Evaluate friend-interaction feature with network interference
Company: Roblox
Role: Data Scientist
Category: Analytics & Experimentation
Difficulty: hard
Interview Round: HR Screen
You plan to ship a “friend interaction boost” that ranks feed content higher when friends interact with it. Because interactions propagate through the social graph, standard user-level randomization violates SUTVA.
Design an experiment that credibly estimates causal lift:
1) Randomization unit: Choose and defend graph-cluster randomization (e.g., Louvain clusters) vs ego-network clustering vs geo/time switchbacks. How will you quantify and cap cross-cluster edge cut ratio and exposure contamination?
2) Metrics: Define primary (session time, meaningful interactions) and guardrail metrics (spam reports, creator revenue cannibalization).

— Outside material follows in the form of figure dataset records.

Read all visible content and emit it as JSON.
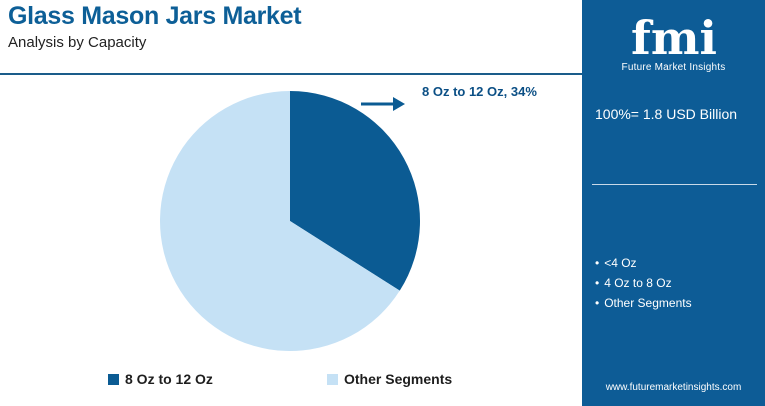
{
  "header": {
    "title": "Glass Mason Jars Market",
    "subtitle": "Analysis by Capacity"
  },
  "chart_data": {
    "type": "pie",
    "categories": [
      "8 Oz to 12 Oz",
      "Other Segments"
    ],
    "values": [
      34,
      66
    ],
    "colors": [
      "#0b5b93",
      "#c5e1f5"
    ],
    "slice_label": "8 Oz to 12 Oz, 34%",
    "legend": [
      "8 Oz to 12 Oz",
      "Other Segments"
    ],
    "legend_position": "bottom"
  },
  "panel": {
    "logo_text": "fmi",
    "logo_subtitle": "Future Market Insights",
    "total": "100%= 1.8 USD Billion",
    "segments": [
      "<4 Oz",
      "4 Oz to 8 Oz",
      "Other Segments"
    ],
    "website": "www.futuremarketinsights.com",
    "background_color": "#0d5c96"
  }
}
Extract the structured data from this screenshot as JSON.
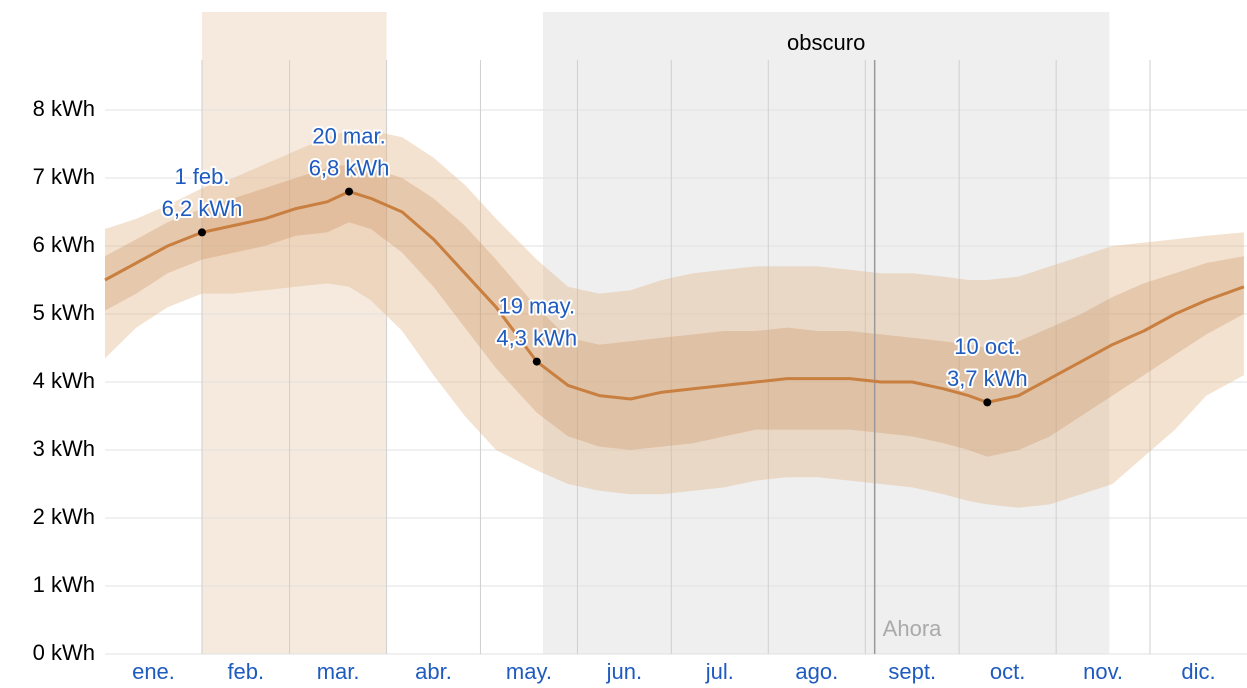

Specify exposure-weighted metrics for partially treated users.
3) Power: Given average cluster size m and intracluster correlation ρ, derive effective sample size n_eff ≈ (K·m) / [1+(m−1)ρ]. Show how this changes required duration vs user-level AB.
4) Analysis: Outline cluster-robust variance estimation, CUPED with pre-period outcomes, and intent-to-treat vs exposure-on-treated estimands. How do you handle creators whose audiences span treatment/control clusters?
5) Diagnostics & fallbacks: Pre-commit spillover checks, negative controls, and a holdout of high-degree nodes. If contamination is too high mid-test, propose a redesign that preserves inference while limiting blast radius.
Quick Answer: This question evaluates a data scientist's competency in causal inference and network-aware experiment design, covering randomization under interference, exposure-weighted metric specification, power estimation with intracluster correlation, and cluster-robust analysis.